Je me suis personnellement connecté avec de nombreux économistes, spécialistes des sciences sociales et journalistes extraordinaires d’une manière qui n’aurait pas été possible autrement. Cependant, la positivité, la collégialité et la collaboration s’évaporent rapidement si l’on ose critiquer les hiérarchies institutionnelles de la discipline, d’une manière qui est peut-être aussi le cas avec le vrai réseau d’économistes.

La semaine dernière, le prix Sveriges Riksbank pour les sciences économiques à la mémoire d’Alfred Nobel, ou «prix Nobel» d’économie, a été décerné à Paul Milgrom et Robert Wilson de l’Université de Stanford pour leur contribution aux développements de la théorie des enchères. Sans mettre en doute la qualité des avancées théoriques produites par Milgrom et Wilson, je argumenté que ce n’était peut-être pas l’année où nous devions célébrer une fois de plus les progrès de la théorie microéconomique abstraite et l’hyper-mathématisation continue de l’économie, produite par des hommes blancs éduqués et travaillant dans des universités d’élite aux États-Unis qui ont dirigé la discipline. porte depuis des décennies. Pourquoi?

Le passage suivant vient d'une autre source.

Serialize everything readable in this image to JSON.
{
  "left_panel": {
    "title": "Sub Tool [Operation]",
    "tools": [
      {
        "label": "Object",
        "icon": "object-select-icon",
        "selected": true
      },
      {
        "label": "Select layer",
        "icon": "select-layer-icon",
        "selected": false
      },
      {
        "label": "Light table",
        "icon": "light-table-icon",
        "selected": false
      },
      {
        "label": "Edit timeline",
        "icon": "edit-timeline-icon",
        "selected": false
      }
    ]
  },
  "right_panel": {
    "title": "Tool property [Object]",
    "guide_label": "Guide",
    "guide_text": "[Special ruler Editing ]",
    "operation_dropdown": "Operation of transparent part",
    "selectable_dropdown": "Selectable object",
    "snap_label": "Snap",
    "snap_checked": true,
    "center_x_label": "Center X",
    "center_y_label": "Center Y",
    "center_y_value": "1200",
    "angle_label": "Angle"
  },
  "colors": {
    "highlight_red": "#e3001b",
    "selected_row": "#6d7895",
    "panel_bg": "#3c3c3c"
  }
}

Outre la pandémie évidente de coronavirus qui fait rage dans le monde et la dépression économique qui a résulté de la réponse politique à celle-ci, c’est également l’année au cours de laquelle de nombreux autres événements ont secoué la discipline économique. Plus tôt cet été, à la lumière du meurtre institutionnel de George Floyd, Breonna Taylor et d’innombrables autres Noirs américains, le mouvement Black Lives Matters a pris d’assaut la discipline économique, suscitant des appels audacieux à l’action et à la réflexion sur soi. De plus, Claudia Sahm, une éminente macroéconomiste a écrit sur son blog à propos de la sexisme, gaslighting et discrimination elle et d’autres ont fait face dans la profession d’économie.

Nous avons également découvert le expérience de Devaki Jain, qui a raconté son histoire d’avances sexuelles choquantes par un économiste de premier plan et de la perte d’emploi qui en a résulté. Il ne semblait plus controversé d’affirmer que la discrimination structurelle caractérise l’économie.

En partant de l’hypothèse que #EconTwitter est en fait un espace collégial, où si l’on exprime une opinion dissidente ne célébrant pas ce prix prestigieux, le pire qui puisse arriver est que quelqu’un soit en désaccord avec véhémence, j’ai fait valoir que le prix le plus prestigieux en économie a besoin refléter ces développements récents. Que nous devons encourager et mettre en évidence le travail qui aborde directement l’un de ces problèmes urgents et reconnaître les bourses d’études produites en dehors du Nord.

Cependant, tout l’enfer s’est déchaîné. J’ai été soumis à toutes sortes de messages racistes et sexistes horribles sur Twitter, j’ai reçu des courriers haineux et une menace de mort. De plus, les participants à l’anonymat Forum sur les rumeurs du marché de l’emploi en économie (EJMR) pris sur se essayer de m’assurer de ne pas trouver un emploi universitaire parce que j’ai osé souligner la persistance du privilège des hommes blancs en économie.